MEMORANDUM OPINION
Defendant, the United States Secretary of Labor (“Labor”), moves to dismiss the action filed by Dorothy Fail (“Ms.Fail”), 1 on behalf of the Former Employees of Sonoco Products Co. (“plaintiffs”), pursuant to USCIT R. 12(b)(1), for lack of subject matter jurisdiction. Plaintiffs commenced this action to appeal the negative determination issued by Labor, and published in the Federal Register on May 17, 2002, regarding plaintiffs’ eligibility to apply for transitional adjustment assistance under the North American Free Trade Agreement-Transitional Adjustment Assistance Implementation Act (“NAFTA-TAA”). See Notice of Determinations Regarding Eligibility To Apply for Worker Adjustment Assistance and NAFTA Transitional Adjustment Assistance (“Negative Determination”), 67 Fed.Reg. 35,140 (May 17, 2002). Labor contends that plaintiffs failed to seek judicial review within the sixty-day period prescribed by 19 U.S.C. § 2395(a) (2000) 2 and 28 U.S.C. *1338 § 2636(d) (2000), which began to run on the date that the Negative Determination was published in the Federal Register and that, accordingly, this case should be dismissed.
JURISDICTION
The Court has jurisdiction to resolve this matter pursuant to 19 U.S.C. § 2395(c) (2000) and 28 U.S.C. §§ 1581(d), 2636(d) (2000).
STANDARD OF REVIEW
The party seeking to invoke this Court’s jurisdiction bears the burden of proving the requisite jurisdictional facts.
See McNutt v. Gen. Motors Acceptance Corp.,
It is well established that the United States, as sovereign, is immune from suit, unless it consents to be sued.
See United States v. Mitchell,
DISCUSSION
I. Background
On February 26, 2002, Sonoco Products Company (“Sonoco”), located in Lincoln-ton, North Carolina, filed a NAFTA-TAA petition on behalf of seventy-four affected workers for trade adjustment assistance under Section 221(a) of the Trade Act of 1974, as amended, 19 U.S.C. § 2271(a) (2000).
See
Admin. R. Pub. File (“Admin.R.”) at 2-3;
Investigations Regarding Certifications of Eligibility to Apply for NAFTA Transitional Adjustment Assistance,
67 Fed.Reg. 16,447, 16,448 (Apr. 5, 2002). On May 3, 2002, Labor made a negative determination regarding plaintiffs’ eligibility to apply for NAFTA transitional adjustment assistance and notice of such determination was published in the Federal Register on May 17, 2002.
See
Admin.
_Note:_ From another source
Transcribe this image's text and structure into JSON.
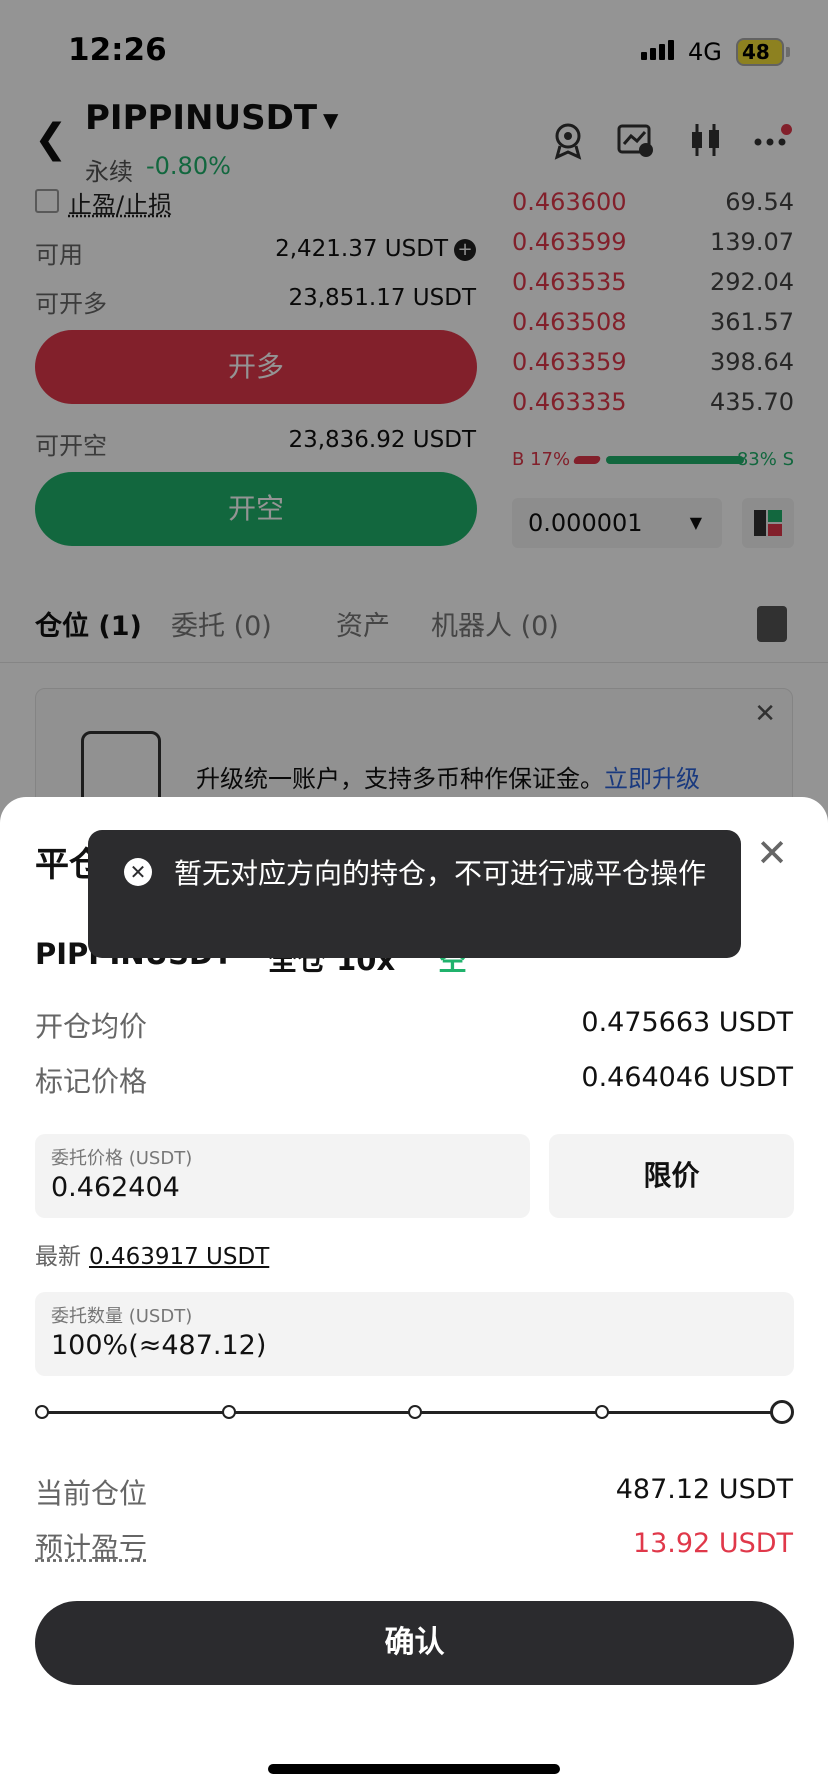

R. at 21-26;
Negative Determination,
67 Fed.Reg. at 35,142. On August 26, 2002, the Clerk of the Court of the United States Court of International Trade received and deemed filed a letter written by Ms. Fail, on behalf of the Former Employees of Sonoco, requesting an appeal of Labor’s
Negative Determination. See
Def.’s Mem. Supp. Mot. Dismiss. (“Def.’s Mem.”) at Exs. A & C. This appeal was filed one hundred and one days after Labor’s decision was published in the Federal Register. Section 2395(a) of Title 19
*1339
of the United States Code requires that an action challenging a determination made by Labor be commenced
within sixty days after notice of such determination is rendered. See
19 U.S.C. § 2395(a) (emphasis added). The sixty-day period begins to run when the final determination is published in the Federal Register.
See
29 C.F.R. § 90.19(a) (2002);
Kelley v. Sec’y, U.S. Dep’t of Labor,
II. Contentions of the Parties
Although the procedural facts are uncontested, plaintiffs argue that the Court should consider additional relevant facts and apply the doctrine of equitable tolling. See Pis.’ Mem. Resp. Def.’s Mot. Dismiss (“Pis.’ Resp.”) at 1. Such additional facts include the following:
1. In January of 2002[,] Sonoco management announce[d] in a meeting with employees that it will close its manufacturing plant in Lineolnton,' North Carolina.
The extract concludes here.